Une Rose Blanche a décidé de réaliser un entretien avec Ariane Douguet, chanteuse et officiante de cérémonie laïque, qui accompagne les familles dans ce moment si spécial. Elle les aide à organiser un dernier au revoir à l’image du défunt.

Le premier rituel du deuil, et aussi un des plus important, c’est la cérémonie d’obsèques. Dire en dernier au revoir. Rendre hommage. Exprimer sa gratitude.

En effet, si la plupart des cérémonies en France se font encore dans un cadre religieux, certains acteurs, encore peu nombreux, proposent des alternatives pour organiser des cérémonies laïques. Il peut s’agir d’entreprises de pompes funèbres qui ont dans leurs équipes un officiant de cérémonie, ou bien celle-ci pour faire appel à des indépendants.

Comment devient-on officiante de cérémonie laïque ?

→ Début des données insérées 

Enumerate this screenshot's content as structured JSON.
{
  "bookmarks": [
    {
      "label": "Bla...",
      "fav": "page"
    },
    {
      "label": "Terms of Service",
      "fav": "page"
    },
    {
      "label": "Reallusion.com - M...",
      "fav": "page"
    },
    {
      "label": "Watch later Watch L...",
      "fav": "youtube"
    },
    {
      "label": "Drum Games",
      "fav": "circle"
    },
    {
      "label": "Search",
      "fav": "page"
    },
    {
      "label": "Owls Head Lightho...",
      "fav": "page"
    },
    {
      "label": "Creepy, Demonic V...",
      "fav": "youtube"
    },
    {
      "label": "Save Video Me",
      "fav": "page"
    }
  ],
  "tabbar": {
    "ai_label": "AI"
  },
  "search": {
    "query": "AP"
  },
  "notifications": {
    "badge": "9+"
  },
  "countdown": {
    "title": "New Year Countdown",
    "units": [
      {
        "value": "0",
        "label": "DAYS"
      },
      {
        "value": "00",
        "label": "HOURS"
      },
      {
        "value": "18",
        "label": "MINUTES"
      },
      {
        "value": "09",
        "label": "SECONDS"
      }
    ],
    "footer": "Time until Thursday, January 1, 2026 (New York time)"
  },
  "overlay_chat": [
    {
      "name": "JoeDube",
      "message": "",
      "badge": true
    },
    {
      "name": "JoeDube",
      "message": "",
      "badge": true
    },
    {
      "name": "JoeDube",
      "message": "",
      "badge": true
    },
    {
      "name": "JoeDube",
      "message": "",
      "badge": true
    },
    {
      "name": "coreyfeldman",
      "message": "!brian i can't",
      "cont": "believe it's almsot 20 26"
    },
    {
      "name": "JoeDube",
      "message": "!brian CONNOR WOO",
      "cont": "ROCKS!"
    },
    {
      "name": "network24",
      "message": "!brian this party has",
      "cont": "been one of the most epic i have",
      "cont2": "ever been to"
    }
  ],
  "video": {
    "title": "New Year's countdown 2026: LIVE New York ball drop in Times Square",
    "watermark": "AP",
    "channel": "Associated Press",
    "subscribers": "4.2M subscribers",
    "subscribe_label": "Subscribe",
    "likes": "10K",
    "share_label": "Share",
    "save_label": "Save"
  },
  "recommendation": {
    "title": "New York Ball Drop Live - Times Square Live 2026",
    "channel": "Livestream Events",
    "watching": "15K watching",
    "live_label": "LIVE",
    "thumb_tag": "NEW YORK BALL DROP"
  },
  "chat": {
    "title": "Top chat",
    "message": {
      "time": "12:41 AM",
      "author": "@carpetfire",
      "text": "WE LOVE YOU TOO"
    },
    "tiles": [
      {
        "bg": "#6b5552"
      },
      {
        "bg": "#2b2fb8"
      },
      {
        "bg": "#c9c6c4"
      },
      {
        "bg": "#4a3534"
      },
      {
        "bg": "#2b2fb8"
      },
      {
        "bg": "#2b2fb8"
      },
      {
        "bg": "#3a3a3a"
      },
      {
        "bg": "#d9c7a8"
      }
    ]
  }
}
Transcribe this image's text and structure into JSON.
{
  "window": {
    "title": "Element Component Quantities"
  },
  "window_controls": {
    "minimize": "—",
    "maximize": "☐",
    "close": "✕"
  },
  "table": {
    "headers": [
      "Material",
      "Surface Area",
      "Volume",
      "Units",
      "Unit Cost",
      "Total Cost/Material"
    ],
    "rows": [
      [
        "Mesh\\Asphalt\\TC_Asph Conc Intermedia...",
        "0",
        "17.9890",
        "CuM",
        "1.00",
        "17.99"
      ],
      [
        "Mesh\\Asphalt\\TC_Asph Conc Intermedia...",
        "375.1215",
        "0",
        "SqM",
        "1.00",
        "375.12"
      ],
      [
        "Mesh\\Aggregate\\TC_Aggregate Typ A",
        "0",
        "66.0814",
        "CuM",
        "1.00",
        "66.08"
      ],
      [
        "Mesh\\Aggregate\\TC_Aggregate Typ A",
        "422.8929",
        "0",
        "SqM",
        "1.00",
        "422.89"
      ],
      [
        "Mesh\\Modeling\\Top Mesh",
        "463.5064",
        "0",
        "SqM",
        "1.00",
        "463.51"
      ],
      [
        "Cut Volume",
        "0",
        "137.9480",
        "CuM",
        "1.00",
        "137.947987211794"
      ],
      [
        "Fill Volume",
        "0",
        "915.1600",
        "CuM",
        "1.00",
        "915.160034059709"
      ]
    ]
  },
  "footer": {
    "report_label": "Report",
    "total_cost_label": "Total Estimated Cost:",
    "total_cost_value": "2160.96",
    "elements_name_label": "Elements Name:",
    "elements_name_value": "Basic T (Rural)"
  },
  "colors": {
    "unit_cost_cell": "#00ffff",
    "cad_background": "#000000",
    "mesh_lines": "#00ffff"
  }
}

Ariane : Ancien expert-comptable diplômée, je suis devenue chanteuse lyrique soliste professionnelle. Cela m’a amenée à chanter sur des scènes nationales classiques, dans des cathédrales mais aussi à l’Olympia avec Chico et les Gypsies.

Puis, lorsque mon mari est tombé malade, j’ai fait le choix de l’accompagner et de rester à ses côtés. Je ne voulais plus partir en tournée et m’absenter longtemps. Un jour, une wedding planner m’a sollicitée pour chanter lors d’un mariage. Dès cette première célébration, ce fut une évidence. Alors j’ai développé mon concept de cérémonie lyrique tout en me formant auprès d’un organisme habilité pour célébrer des mariages.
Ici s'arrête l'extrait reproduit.